The personal was contrasted by the political in a report from Arizona about lettuce farmers’ reliance on Mexican labour to produce Trump’s favourite wedge salad that said much without forcing the point.
The evening built story by story making subtle use of the big screen, the musicians and clever but unobtrusive effects. Surprises came from twist in the readings and from perfectly judged staging. Each story seemed to better the last, right up to and including the finale. This was a carefully edited and crafted evening.

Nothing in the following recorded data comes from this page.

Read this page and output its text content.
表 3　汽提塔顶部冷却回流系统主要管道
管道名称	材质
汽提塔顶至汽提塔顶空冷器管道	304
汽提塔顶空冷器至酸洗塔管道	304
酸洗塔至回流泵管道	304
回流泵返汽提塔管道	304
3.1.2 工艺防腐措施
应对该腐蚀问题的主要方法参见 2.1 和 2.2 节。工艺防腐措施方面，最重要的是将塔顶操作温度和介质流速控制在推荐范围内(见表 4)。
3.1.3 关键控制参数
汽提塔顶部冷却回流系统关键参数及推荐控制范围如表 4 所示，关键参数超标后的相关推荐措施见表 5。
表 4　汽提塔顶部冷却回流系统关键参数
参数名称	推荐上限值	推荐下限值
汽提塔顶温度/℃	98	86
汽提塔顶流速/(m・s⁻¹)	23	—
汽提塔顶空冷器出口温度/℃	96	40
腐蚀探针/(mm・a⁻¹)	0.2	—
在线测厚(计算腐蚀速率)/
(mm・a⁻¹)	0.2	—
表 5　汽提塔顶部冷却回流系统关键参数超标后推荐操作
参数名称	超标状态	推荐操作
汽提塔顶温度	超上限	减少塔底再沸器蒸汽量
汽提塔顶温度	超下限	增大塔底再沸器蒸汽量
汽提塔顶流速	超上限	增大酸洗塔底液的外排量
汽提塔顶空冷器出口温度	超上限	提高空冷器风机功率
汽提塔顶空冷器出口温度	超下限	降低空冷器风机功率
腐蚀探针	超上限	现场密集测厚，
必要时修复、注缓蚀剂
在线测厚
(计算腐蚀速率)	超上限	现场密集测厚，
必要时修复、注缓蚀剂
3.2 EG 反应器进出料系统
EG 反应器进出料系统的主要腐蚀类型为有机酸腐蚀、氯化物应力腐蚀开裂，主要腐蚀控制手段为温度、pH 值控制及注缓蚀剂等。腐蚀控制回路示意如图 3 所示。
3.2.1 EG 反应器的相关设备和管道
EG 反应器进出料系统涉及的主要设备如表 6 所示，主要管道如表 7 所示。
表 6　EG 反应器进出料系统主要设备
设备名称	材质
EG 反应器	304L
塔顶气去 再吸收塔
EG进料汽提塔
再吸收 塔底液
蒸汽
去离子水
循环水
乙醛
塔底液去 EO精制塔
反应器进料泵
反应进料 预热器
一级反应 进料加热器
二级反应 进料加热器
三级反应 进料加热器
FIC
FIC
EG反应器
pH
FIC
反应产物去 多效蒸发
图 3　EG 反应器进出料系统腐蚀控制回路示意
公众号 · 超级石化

The moving finale concerned a gay choir from San Francisco touring the US post-election to try and break down the oppresive nature of the Trump win. Their tale began in the third person, a reporter talking to projected shots of the bus load of men on tour, until the story took a sudden shift to the personal. One of the singers returned to his home town to confront his parents who remained in denial about their sons’ homosexuality. The expected story — of immediate reconcilliation — failed to materialise at first. As this part of the story unfolded, on strode the man, Phillip Whitely, in drag as Patsy Cline performing ‘She’s Got You,’ and pulling an increasingly absurd selection of items from the cleavage of her dress.
The rollercoaster of emotions was completed with the final act of the show, the projection of the four word text message Phillip finally received from his father accepting the existance of his husband.
I can’t recommend Pop Up Magazine enough. It challenges the idea of what a magazine is while also reinforcing it, which is why it’s our Magazine of the Week. If you ever get a chance to catch it make sure you take it.